若き公爵の子を授かった夫人は、愛する夫のために逃げ出した。 一方公爵様は、妻死亡説が流れようとも諦めません!
 カレンが最初からこの場に呼ばれなかったことには、理由がある。
 彼女は、ジョンズワートのことが大好きだ。
 ジョンズワートのことを庇い続けると、確信できるほどに。
 だから、カレンがこの場にいたら、ジョンズワートのせいではない、気にしないで欲しい、自分が悪いのだと言い続けることがわかっていた。
 カレンの気持ちが理解できないわけではないが、それでは話が進まない。
 だから一旦、カレンは別室に待機させ、話がまとまったらここに呼び、婚約のことを告げるつもりだったのだ。
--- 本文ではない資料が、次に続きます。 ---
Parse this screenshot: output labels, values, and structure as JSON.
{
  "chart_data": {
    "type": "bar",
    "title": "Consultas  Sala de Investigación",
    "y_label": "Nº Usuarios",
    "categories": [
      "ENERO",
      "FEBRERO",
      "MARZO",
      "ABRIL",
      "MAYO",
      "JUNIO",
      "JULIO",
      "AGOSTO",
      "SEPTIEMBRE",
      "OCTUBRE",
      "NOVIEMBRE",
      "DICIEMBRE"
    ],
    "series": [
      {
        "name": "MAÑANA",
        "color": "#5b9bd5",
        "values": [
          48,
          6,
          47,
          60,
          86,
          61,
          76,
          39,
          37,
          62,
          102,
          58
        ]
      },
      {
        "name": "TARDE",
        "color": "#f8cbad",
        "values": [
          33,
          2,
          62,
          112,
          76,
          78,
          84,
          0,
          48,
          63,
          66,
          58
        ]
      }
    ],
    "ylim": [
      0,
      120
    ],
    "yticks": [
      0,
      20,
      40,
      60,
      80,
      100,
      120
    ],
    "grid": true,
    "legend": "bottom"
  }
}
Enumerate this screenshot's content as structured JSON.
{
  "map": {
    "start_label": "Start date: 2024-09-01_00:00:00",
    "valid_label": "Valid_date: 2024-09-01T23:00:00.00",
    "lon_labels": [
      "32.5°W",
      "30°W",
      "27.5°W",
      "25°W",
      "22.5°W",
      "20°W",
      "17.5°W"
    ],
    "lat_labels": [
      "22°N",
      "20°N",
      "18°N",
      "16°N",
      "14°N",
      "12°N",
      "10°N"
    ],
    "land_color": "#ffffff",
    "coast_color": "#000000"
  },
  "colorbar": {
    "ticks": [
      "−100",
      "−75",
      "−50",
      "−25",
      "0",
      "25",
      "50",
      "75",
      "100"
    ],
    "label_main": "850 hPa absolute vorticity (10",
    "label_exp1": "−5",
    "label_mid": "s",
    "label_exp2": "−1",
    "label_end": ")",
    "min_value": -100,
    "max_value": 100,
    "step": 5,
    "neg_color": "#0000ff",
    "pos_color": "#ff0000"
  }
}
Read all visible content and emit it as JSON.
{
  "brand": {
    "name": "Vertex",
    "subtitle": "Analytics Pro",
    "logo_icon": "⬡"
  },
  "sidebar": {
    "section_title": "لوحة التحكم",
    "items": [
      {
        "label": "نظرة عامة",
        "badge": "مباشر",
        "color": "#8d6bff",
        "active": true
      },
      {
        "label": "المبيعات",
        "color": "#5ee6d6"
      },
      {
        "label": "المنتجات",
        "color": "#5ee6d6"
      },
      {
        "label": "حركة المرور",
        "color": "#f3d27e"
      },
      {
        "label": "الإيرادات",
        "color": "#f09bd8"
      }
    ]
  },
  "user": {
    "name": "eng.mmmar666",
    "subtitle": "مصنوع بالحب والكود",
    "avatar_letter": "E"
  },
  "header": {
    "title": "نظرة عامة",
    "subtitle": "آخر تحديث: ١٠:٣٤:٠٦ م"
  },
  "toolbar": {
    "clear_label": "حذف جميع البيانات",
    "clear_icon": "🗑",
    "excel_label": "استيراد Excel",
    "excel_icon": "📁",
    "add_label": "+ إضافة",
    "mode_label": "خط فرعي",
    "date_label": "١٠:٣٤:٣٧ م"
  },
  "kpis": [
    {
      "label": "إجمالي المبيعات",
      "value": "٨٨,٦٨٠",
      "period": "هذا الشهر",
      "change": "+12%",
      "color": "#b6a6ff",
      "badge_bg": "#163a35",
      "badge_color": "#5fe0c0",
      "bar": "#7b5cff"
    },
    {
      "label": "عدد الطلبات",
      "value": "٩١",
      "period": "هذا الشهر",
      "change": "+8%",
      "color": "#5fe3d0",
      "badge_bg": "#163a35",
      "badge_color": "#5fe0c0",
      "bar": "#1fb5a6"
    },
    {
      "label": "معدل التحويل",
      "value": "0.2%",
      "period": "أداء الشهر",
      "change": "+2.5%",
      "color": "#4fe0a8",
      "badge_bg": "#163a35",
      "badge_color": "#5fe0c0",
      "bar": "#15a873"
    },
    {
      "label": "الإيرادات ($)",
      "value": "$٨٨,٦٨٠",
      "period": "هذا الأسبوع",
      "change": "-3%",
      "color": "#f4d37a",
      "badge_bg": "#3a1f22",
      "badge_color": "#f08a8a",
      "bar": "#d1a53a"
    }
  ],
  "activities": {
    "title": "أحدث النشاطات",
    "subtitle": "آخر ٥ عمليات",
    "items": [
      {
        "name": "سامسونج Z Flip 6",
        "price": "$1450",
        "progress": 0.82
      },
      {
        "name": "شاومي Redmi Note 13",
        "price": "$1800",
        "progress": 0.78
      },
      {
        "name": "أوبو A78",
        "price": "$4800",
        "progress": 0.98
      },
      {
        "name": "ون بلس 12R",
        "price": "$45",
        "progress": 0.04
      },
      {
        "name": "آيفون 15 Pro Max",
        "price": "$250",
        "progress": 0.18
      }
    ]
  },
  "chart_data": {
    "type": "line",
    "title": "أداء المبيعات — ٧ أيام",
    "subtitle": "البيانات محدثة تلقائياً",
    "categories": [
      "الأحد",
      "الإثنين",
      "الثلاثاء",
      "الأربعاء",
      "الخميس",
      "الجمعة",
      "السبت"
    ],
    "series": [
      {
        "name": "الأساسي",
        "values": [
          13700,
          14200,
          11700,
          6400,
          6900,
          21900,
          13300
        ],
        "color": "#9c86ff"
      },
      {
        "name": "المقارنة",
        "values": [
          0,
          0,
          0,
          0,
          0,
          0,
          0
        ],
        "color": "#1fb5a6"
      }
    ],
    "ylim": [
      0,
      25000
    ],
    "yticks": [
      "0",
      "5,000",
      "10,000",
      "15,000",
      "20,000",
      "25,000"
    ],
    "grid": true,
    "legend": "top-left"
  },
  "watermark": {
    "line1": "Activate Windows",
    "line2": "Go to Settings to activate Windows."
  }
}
 カレンはきっと、なにか誤解をしている。経緯を説明して説得すれば、彼女は首を縦に振る。
 だって、彼女は、ジョンズワートのことが大好きで、心から慕っていたはずだ。
 カレンの父はそう考えたのだが――

「……いえ。カレンには、本当に申し訳なかったとだけ、伝えてください」

 公爵家の跡取りとはいえ、ジョンズワートだって15歳の男子。
 あんなフラれ方をした後に、カレンに会うほどの力は、残っていなかった。